19 January 2013

I loved Damien Katz' blog on The Unreasonable Effectivenes of C.

I also really liked commentor Mark Peskin's input on the news re-cap of Damien's blog over on InfoQ. I just wanted to offer my 2c from the perspective of someone who's done enough C to have 2c.

One thing that Damien noted is that it's rare to see really large, comprehensive framework-like APIs in C. As long you as build small, singly-focused APIs with light domains (a few typedefs / structs and functions as the 'contract') then it's very easy to 'export' the library and re-use it. This, I think, is a sweet spot for C. I would never write something in C for performance, but instead because it's simply easier to do certain things in C (kernel programming, embedded programming, anything working with the hardware, anything relying on APIs that aren't both established and widespread enough as to have warranted an cross-platform 'abstraction' in a higher level language like Java, Ruby, Python etc).

I would also try to not write a full blown system in C, simply because it doesn't 'scale' for large projects. The large projects that do use C end up re-inventing a lot of things (like 'objects' and namespacing). IMHO, there are very few domains that truly need to be in C the whole way through. Some very notable exceptions are systems level components like operating systems (Linux) or UIs like GNOME, of course. But for applications, it's easier to build out in a higher level language and 'integrate' with lower level APIs where the higher level language and platform has gaps. Java has many such 'gaps,' though some've been slowly addressed in the last decade as APIs have become commonplace across many different operating systems: event driven IO, file system notifications, file permissions and metadata, etc.

Mark makes a great point about how to integrate C libraries and modules. He suggests JNI sucks, and to use messaging. I am a big fan of messaging. Fundamentally, successful use of messaging and successful use of JNI both require the same thing: you need to simplify the exported API drastically.

When using JNI, I try to never 'leak' any complex C types into my java API and vice versa, always communicating through numeric types and char* -> jstrings. Even if the native code I'm exposing is C++, I'll still use the C-flavor of JNI (not C++) because it forces this canonicalization that's favorable to interop. If you keep the surface area of the C API very light, and try to avoid threading, it's easy to make it work as a native extension via Java JNI or CPYthon or MRI Ruby, etc.

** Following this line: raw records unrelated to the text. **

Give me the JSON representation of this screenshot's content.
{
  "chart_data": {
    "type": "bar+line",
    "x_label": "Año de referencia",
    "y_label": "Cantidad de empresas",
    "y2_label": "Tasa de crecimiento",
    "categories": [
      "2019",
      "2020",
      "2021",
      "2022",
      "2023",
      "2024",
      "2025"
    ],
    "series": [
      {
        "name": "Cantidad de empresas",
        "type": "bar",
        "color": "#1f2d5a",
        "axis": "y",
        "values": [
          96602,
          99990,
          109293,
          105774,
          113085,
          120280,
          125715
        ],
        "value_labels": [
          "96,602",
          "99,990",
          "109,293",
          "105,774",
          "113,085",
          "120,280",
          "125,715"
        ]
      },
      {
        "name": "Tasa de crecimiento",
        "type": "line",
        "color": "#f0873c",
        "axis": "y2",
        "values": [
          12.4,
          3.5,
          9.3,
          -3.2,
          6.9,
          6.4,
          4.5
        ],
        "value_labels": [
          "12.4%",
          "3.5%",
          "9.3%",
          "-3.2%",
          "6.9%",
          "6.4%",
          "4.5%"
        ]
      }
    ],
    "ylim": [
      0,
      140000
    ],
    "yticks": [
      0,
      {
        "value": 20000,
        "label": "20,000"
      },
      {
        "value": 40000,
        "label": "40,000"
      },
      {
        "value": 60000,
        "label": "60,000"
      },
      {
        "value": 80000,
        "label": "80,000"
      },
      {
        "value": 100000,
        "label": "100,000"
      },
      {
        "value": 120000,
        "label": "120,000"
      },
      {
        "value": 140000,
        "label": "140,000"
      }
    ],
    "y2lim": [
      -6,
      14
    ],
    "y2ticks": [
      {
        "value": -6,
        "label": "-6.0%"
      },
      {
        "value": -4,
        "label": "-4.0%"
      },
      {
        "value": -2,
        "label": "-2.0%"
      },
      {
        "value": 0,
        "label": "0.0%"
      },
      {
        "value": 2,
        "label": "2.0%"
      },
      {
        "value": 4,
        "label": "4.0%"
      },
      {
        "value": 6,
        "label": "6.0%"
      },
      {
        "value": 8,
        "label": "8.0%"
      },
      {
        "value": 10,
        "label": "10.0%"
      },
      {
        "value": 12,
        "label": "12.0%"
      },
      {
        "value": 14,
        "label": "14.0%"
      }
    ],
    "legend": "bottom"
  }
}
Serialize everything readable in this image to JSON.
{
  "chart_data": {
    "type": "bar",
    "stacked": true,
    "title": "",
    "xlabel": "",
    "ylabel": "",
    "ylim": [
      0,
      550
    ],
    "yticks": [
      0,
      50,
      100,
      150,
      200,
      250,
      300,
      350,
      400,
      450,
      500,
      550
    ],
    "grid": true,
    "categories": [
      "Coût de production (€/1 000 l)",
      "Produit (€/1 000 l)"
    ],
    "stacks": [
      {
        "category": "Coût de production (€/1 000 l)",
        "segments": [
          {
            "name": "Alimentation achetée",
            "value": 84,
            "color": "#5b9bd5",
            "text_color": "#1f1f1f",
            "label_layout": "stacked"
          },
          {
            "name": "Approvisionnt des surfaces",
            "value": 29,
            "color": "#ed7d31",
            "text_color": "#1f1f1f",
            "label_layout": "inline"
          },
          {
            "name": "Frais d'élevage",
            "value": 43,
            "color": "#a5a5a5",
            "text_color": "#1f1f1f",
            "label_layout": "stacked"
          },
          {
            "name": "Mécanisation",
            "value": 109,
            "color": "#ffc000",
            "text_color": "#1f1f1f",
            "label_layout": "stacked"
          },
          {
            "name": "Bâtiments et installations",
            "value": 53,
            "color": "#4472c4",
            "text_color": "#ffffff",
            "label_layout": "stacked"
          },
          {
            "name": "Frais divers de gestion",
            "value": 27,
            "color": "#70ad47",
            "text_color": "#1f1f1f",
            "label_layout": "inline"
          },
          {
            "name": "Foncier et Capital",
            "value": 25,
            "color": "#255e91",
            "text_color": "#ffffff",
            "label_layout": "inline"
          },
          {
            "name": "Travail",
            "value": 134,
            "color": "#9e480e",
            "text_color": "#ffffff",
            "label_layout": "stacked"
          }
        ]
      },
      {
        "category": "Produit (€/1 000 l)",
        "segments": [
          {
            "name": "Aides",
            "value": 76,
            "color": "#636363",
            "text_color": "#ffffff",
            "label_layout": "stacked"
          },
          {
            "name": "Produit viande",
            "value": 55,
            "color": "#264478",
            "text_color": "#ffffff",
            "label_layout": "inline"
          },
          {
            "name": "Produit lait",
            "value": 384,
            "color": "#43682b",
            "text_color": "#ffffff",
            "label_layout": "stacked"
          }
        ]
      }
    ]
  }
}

Once you've gone through this process, then exposing the C API via messaging is easier because the message payloads between two systems can't, by definition, be much more complicated than the surface area of the C library. Of course, if you're using messaging, that means either writing messaging code in C, or exposing the C library to some higher level language and doing the messaging there. The nice part about messaging is that insulates your higher-level language code from your C code which - let's be honest - might be flakier than your Java code. I still won't link code written against the imagemagick C APIs directly to my application! There is some black magic in that library...! If the C code dies, the messaging system absorbs the requests until another node running the C code can pick up the slack. On the other hand, if you really are using C for performance, then messaging introduces at least a network hop, not to mention another component in the system, and you might lose any gains you made by writing it in C. In this case, it is possible to use write stable, well-behaved JNI or native extensions, but this again requires keeping the surface area small and understanding the pre-conditions nad post-conditions. No threads. Don't pass around pointers to complex objects between C and Java. Make sure you understand who's supposed to clean up memory, and when.